PLEASE HAVE ANOTHER

Soon you’ll be able to get your tortillas and pet food from Keurig-like pods

Food from a pod may sound like something from an unwanted future. But a growing number of companies are selling expensive machines that prepare simple foods at home using proprietary containers, like Keurig does for coffee. The most visible example is Juicero, the much-maligned startup that raised more than $100 million to sell a $700 juicer for vegetables sent to your home.

Of course, many people love the convenience factor. Those Keurig coffee machine are in one-third of US homes. There’s also a plethora of options for juice, pet food, beer, Campbell’s soup and, now, tortillas.

Flatev is entering the market with a tortilla-making machine, hoping to do for the multibillion-dollar tortilla industry what Starbucks did for coffee. The company launched its Kickstarter campaign today (May 3) after raising $5 million in seed funds, with plans to begin manufacturing and shipping its product by the summer of 2017.

The company’s machine uses hot metal plates to cook fresh tortillas in one minute from refrigerated dough pods that range in flavor from traditional to bacon bits. “Our value proposition is the marriage of quality and convenience,” Sandro Meyer, marketing director at Flatev, said in an interview.

Flatev is a $399 tortilla-maker that uses dough "pods" to make each one.
Flatev is a $399 tortilla-maker that uses dough “pods.” (Flatev)

Flatev is only the beginning. Companies have flooded the “pod” industry, as venture capitalists have fallen in love with the sector in recent years. The reason is economics. The hardware business is notoriously expensive, the “double black diamond of startups,” says True Ventures. Designing, testing, manufacturing, and shipping functional hardware drains budgets long before a startup can grow, as Kickstarter campaigns have learned the hard way.

Yet food pods change this math, says venture capital firm Bolt, which has invested in a number of such companies. By creating a recurring revenue stream—the pods—hardware companies suddenly look a lot like software businesses. When the business is working well, selling machines is usually a small fraction of total revenue because customers keep coming back for those high margin (as much as 100%) pods.

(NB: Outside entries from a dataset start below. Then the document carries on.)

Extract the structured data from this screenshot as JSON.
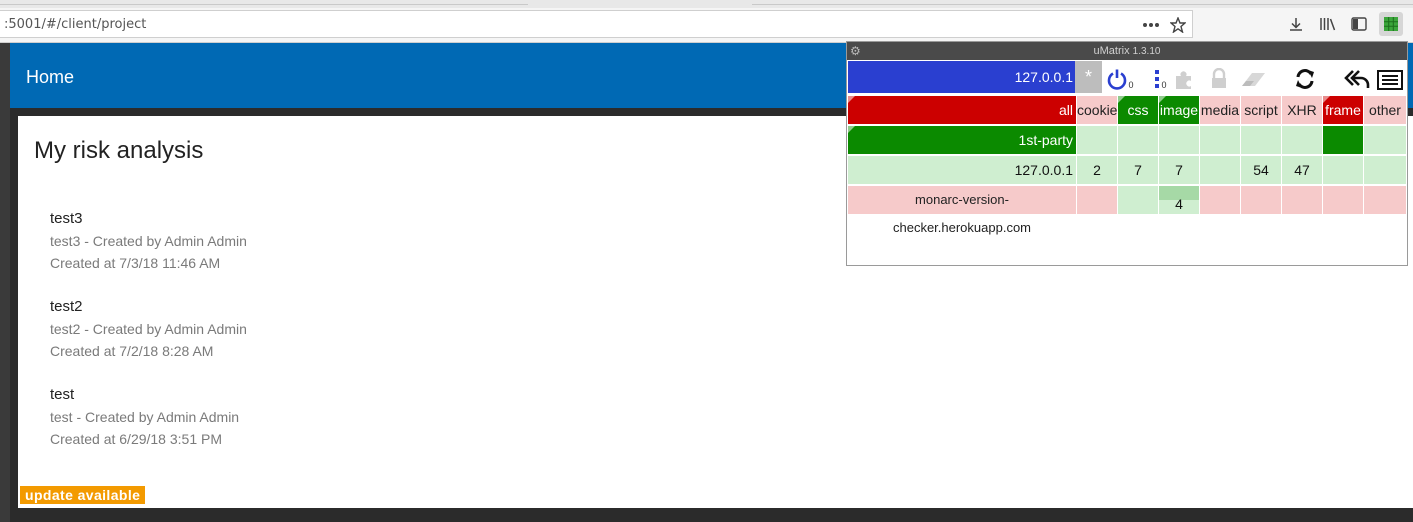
{
  "browser": {
    "url": ":5001/#/client/project",
    "icons": [
      "more-icon",
      "bookmark-star-icon",
      "download-icon",
      "library-icon",
      "sidebar-icon",
      "umatrix-icon"
    ]
  },
  "app": {
    "title": "Home",
    "card_title": "My risk analysis",
    "analyses": [
      {
        "name": "test3",
        "description": "test3 - Created by Admin Admin",
        "created": "Created at 7/3/18 11:46 AM"
      },
      {
        "name": "test2",
        "description": "test2 - Created by Admin Admin",
        "created": "Created at 7/2/18 8:28 AM"
      },
      {
        "name": "test",
        "description": "test - Created by Admin Admin",
        "created": "Created at 6/29/18 3:51 PM"
      }
    ],
    "update_badge": "update available"
  },
  "umatrix": {
    "title": "uMatrix",
    "version": "1.3.10",
    "scope": "127.0.0.1",
    "scope_wildcard": "*",
    "power_count": "0",
    "info_count": "0",
    "columns": [
      "all",
      "cookie",
      "css",
      "image",
      "media",
      "script",
      "XHR",
      "frame",
      "other"
    ],
    "rows": [
      {
        "label": "1st-party",
        "values": [
          "",
          "",
          "",
          "",
          "",
          "",
          "",
          ""
        ]
      },
      {
        "label": "127.0.0.1",
        "values": [
          "2",
          "7",
          "7",
          "",
          "54",
          "47",
          "",
          ""
        ]
      },
      {
        "label": "monarc-version-checker.herokuapp.com",
        "values": [
          "",
          "",
          "4",
          "",
          "",
          "",
          "",
          ""
        ]
      }
    ],
    "colors": {
      "blocked": "#cc0000",
      "allowed": "#0b8a00",
      "scope": "#2a3fd0"
    }
  }
}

Keurig has been the poster child for this. It sells a $100 machine to customers who then buy a regular stream of plastic one-serving pods. The company earned more than 80% of its revenue ($4.5 billion) from coffee sales in 2015. This model is now the template for companies making products ranging from wine, cocktails, soup, and pet food, to soda, nutrients, and beer.

Flatev, which will sell its machine for $399 and pods for about 75 cents a piece, says its business model is equally lucrative. It plans to expand into other baked goods as well: Indian rotis, Middle-Eastern Pita, and even cookies. “We want to activate as many machines as possible because what we’re really interested in is selling the most pods per person,” said Meyer.

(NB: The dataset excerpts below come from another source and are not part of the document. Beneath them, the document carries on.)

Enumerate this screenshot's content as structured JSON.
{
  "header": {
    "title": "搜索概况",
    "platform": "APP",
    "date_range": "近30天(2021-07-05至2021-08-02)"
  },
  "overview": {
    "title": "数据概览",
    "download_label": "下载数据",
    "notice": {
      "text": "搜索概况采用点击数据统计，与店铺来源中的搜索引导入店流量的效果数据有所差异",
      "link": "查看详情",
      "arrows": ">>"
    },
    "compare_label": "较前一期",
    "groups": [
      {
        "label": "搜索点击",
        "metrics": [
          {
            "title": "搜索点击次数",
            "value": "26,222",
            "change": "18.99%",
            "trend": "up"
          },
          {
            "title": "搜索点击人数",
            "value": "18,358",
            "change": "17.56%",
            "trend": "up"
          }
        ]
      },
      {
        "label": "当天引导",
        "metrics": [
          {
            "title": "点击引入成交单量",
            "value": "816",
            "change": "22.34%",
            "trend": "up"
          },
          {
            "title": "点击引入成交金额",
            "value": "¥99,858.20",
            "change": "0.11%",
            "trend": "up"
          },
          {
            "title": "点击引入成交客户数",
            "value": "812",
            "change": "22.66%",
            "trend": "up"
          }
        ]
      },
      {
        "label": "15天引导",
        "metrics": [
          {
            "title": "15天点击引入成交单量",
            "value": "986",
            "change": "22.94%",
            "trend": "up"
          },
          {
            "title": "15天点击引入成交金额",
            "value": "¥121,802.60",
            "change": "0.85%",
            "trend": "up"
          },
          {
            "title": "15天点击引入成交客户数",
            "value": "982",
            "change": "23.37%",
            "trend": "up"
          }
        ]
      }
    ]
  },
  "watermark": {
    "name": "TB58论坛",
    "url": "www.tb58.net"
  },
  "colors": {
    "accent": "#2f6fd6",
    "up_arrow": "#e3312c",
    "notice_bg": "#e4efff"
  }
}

Food companies have scrambled to keep up as smaller companies have eaten away at their customer base. The share of consumer-packaged-goods sales controlled by the 20 largest brands has declined steadily since 1980, reports research firm Mintel. Campbell Soup, an investor in Juicero, runs its own venture fund, Acre Venture Partners, to invest in food startups threatening its business. General Mills, Unilever, and Procter & Gamble have followed suit.

But obstacles are legion. First is complexity. A partner at GV, formerly Google Ventures, called Juicero the “most complicated business that I’ve ever funded” in the New York Times. Food hardware businesses require a mastery of software, consumer electronics, produce, packaging, logistics and, of course, the discriminating tastes of customers. Juicero alone holds 140 patents, and runs a 111,000-square-foot facility to wash and slice fruits and vegetables in Los Angeles to deliver on its promise of “farm to glass in 72 hours.”

There is also a growing risk of a backlash against “proprietary” pods. Keurig released a new version of its machine in 2014 to exclude third-party and refillable coffee pods, alienating a large share of their customers. Sales fell 12% the first full quarter the new machine was sold. The environmental waste from mountains of disposable pods has also dogged the industry. Efforts to create recyclable or biodegradable pods still appear years away from widespread adoption fueling a backlash. Keurig’s stock plunged 32% in 2015, prompting a buyout by the JAB Holding Company.

But Flatev’s Meyer sees a future where single-serving food becomes synonymous with wholesome food. Prices will come down as the pods are refined and the market grows, he says. Customers will come to expect fresh, perfectly baked bread and other foods similar to how Starbucks first raised the standard for coffee. “We sell a machine to a person, and we sell them a lifestyle with it,” he says.